O Comando Central dos Estados Unidos (Centcom) relatou que, nos primeiros sete dias da ofensiva militar denominada 'Epic Fury', forças americanas atacaram mais de 3 mil alvos no Irã. A campanha teve início às 1h15 do último sábado, 28 de outubro, e tem como principal objetivo desmantelar a estrutura de segurança do regime iraniano. Os ataques foram direcionados a instalações consideradas uma ameaça imediata, resultando em significativos danos à infraestrutura militar iraniana.
Objetivos da ofensiva
Os ataques têm como foco principalmente a infraestrutura militar e de comando das forças iranianas. O Comando Central divulgou que 43 navios iranianos foram danificados ou destruídos durante as operações. Entre os alvos atingidos estão centros de comando e controle, quartéis da Guarda Revolucionária, sistemas integrados de defesa aérea e bases ligadas ao programa de mísseis balísticos do país. Além disso, embarcações da Marinha iraniana, submarinos, posições de mísseis antinavio e instalações de comunicação militar também foram alvos dos ataques.
Balanço dos danos
De acordo com o balanço divulgado pelo Centcom, as operações têm sido intensivas e bem-sucedidas em atingir alvos estratégicos. O número de alvos atingidos e os tipos de instalações danificadas demonstram a magnitude da ofensiva e a determinação dos Estados Unidos em neutralizar a capacidade militar do Irã. A campanha inclui uma combinação de ataques aéreos e marítimos, visando reduzir a capacidade de resposta do país na região.
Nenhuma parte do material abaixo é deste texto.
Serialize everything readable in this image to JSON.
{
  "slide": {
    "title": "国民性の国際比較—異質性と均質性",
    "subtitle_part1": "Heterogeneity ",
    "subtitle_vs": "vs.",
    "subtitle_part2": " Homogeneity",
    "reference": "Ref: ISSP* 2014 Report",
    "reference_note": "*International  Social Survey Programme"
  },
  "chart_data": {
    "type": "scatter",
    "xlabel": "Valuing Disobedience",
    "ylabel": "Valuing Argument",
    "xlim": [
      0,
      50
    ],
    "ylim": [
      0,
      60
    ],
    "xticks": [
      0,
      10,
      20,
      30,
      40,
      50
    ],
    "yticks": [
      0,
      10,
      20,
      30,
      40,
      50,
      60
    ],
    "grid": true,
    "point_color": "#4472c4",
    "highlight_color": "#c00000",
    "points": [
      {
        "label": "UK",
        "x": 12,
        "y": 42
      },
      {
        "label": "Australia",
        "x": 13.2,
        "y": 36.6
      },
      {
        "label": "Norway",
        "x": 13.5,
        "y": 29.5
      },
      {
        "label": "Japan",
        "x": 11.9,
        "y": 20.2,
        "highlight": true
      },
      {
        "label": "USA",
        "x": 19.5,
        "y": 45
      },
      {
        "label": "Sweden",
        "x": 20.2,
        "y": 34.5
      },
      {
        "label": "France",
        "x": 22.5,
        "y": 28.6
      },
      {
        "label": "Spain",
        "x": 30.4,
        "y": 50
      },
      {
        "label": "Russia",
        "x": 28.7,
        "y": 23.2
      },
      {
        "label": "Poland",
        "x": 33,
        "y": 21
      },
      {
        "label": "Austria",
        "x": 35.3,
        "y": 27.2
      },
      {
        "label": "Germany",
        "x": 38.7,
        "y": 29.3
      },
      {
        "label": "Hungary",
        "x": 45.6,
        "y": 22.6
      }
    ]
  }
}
Equipamentos e estratégias utilizados
A ofensiva 'Epic Fury' é apoiada por um amplo arsenal militar. Os Estados Unidos estão utilizando bombardeiros estratégicos B-1 e B-2, além de caças avançados como F-15, F-16, F-18, F-22 e F-35. Também fazem parte da operação aeronaves de ataque A-10, drones MQ-9 Reaper e sistemas de guerra eletrônica como o EA-18G. Para garantir a eficácia das operações, os militares americanos empregam aviões de reconhecimento e vigilância, assim como sistemas antimísseis, incluindo o Patriot e o THAAD, que são projetados para interceptar ameaças balísticas.
Apoio naval e logístico
O suporte naval é uma parte crucial da operação, com a presença de porta-aviões nucleares, destróieres armados com mísseis guiados e aeronaves de patrulha marítima P-8. Para manter as operações aéreas em andamento, os militares estão utilizando aviões-tanque de reabastecimento e navios de apoio, além de aeronaves de transporte como C-17 Globemaster e C-130, que desempenham um papel vital na logística da campanha. O Comando Central também mencionou que a operação envolve capacidades militares adicionais que não foram divulgadas ao público, sugerindo uma estratégia ainda mais abrangente.
Repercussões e considerações futuras
A intensificação dos ataques dos Estados Unidos contra o Irã levanta preocupações sobre as repercussões na segurança regional e global. As ações militares têm o potencial de provocar uma escalada do conflito, afetando não apenas o Irã, mas também seus aliados e outros países da região. Além disso, as autoridades americanas estão considerando o uso de bombas de gravidade, o que poderia aumentar ainda mais a magnitude dos ataques. A comunidade internacional observa atentamente os desdobramentos da situação, enquanto a diplomacia se torna um elemento crítico na busca por soluções pacíficas para o conflito.